October 23, 2012|By Richard A. Serrano
  • Former CIA officer John Kiriakou, right, and his attorney Robert Trout, walk to U.S. District Court in Alexandria, Va.
Former CIA officer John Kiriakou, right, and his attorney Robert Trout,… (Cliff Owen / Associated…)

WASHINGTON — A former U.S. intelligence officer with a long history at CIA headquarters and the agency’s Counterterrorism Center pleaded guilty in U.S. District Court in Alexandria, Va., to a single count of disclosing information identifying a covert agent.

He faces a 30-month federal prison sentence and $250,000 fine under a plea agreement with federal prosecutors.

John C. Kiriakou, a CIA officer from 1990 to 2004, was charged in April with unmasking the 20-year covert agent to a Washington journalist who then shared that information with defense lawyers for terrorist detainees at the U.S. Naval Base at Guantanamo Bay, Cuba.

He had also been awaiting trial on separate charges that he disclosed to two journalists the name and contact information for a CIA analyst and his undercover work in capturing Al Qaeda leader Abu Zubaydah. Those charges were dropped in return for the guilty plea.

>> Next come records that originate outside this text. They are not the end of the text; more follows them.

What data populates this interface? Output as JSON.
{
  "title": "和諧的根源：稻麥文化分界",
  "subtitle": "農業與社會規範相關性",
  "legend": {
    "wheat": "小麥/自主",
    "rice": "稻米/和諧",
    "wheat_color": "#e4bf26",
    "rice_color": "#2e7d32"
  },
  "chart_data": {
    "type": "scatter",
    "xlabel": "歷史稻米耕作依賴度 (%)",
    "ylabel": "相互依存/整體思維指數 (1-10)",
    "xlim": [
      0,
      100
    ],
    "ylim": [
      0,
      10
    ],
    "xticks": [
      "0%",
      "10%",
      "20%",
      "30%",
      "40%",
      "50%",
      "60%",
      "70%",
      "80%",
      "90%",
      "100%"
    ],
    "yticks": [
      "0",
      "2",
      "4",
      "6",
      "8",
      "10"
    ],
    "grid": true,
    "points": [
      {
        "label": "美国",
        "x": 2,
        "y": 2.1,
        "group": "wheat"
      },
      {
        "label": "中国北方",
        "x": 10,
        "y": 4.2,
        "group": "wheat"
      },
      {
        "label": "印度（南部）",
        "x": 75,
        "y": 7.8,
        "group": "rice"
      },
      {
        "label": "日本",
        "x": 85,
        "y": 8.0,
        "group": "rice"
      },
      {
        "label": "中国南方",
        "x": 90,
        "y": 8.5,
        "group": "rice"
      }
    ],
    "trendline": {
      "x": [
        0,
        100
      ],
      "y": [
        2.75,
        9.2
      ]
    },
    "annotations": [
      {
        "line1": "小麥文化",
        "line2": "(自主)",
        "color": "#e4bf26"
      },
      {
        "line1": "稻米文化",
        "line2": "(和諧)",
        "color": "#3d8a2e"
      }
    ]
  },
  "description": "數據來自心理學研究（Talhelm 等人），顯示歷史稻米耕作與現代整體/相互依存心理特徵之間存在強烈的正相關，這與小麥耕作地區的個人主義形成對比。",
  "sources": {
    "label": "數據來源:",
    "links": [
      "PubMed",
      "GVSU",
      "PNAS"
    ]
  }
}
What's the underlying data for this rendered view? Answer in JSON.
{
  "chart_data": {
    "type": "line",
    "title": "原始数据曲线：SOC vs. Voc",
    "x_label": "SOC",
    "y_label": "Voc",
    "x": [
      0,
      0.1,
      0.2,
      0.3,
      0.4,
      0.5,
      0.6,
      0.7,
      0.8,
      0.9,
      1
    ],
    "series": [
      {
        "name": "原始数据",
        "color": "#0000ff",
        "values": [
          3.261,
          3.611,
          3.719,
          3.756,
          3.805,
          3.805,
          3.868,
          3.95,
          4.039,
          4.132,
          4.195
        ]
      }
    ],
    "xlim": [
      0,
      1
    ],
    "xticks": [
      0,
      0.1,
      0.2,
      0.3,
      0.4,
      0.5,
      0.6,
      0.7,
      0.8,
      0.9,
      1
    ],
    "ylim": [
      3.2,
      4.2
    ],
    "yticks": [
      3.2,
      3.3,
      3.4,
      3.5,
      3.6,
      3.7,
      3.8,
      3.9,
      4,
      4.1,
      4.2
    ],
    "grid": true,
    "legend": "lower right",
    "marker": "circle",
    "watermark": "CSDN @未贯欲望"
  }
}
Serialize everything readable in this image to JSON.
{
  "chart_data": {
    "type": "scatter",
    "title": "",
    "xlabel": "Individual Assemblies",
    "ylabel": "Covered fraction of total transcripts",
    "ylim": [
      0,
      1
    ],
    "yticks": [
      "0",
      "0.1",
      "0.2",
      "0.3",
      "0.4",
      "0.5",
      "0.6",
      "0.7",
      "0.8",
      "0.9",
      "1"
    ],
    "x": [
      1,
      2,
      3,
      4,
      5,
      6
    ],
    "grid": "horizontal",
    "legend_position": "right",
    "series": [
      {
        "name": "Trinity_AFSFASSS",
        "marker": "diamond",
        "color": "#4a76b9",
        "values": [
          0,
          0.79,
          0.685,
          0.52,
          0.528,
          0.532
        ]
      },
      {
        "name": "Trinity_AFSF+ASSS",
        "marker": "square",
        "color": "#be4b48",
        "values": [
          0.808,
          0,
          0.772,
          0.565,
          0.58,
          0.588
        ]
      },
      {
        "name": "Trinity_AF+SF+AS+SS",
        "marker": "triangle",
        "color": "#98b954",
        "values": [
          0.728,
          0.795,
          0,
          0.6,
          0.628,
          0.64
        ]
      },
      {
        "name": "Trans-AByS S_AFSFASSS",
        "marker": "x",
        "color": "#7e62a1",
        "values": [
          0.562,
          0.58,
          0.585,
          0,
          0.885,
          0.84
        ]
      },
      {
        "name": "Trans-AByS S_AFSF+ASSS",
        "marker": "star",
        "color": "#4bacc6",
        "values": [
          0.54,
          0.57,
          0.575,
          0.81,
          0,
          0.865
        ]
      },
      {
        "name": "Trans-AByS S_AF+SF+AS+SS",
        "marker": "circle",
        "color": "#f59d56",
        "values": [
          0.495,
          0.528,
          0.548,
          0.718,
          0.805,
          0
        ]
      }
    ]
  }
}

The 47-year old Kiriakou had served as both an intelligence officer at CIA headquarters as well as in various classified overseas assignments. He held a top secret security clearance and had regular access to national defense information. Years ago he signed a secrecy agreement and acknowledged that should he reveal certain sensitive information it could “constitute a criminal offense.”

James W. McJunkin, assistant director in charge of the FBI’s Washington field office, called Kiriakou's actions “a clear violation of the law.”

In an 11-page statement of facts signed by Kiriakou, he confessed that he also lied to FBI agents trying to track down the leaks, and feigned surprise when told that defense lawyers for the detainees now knew the identity of the CIA covert officer.

“Oh, my God. No,” he told the FBI. “Once they get names, I mean, this is scary.”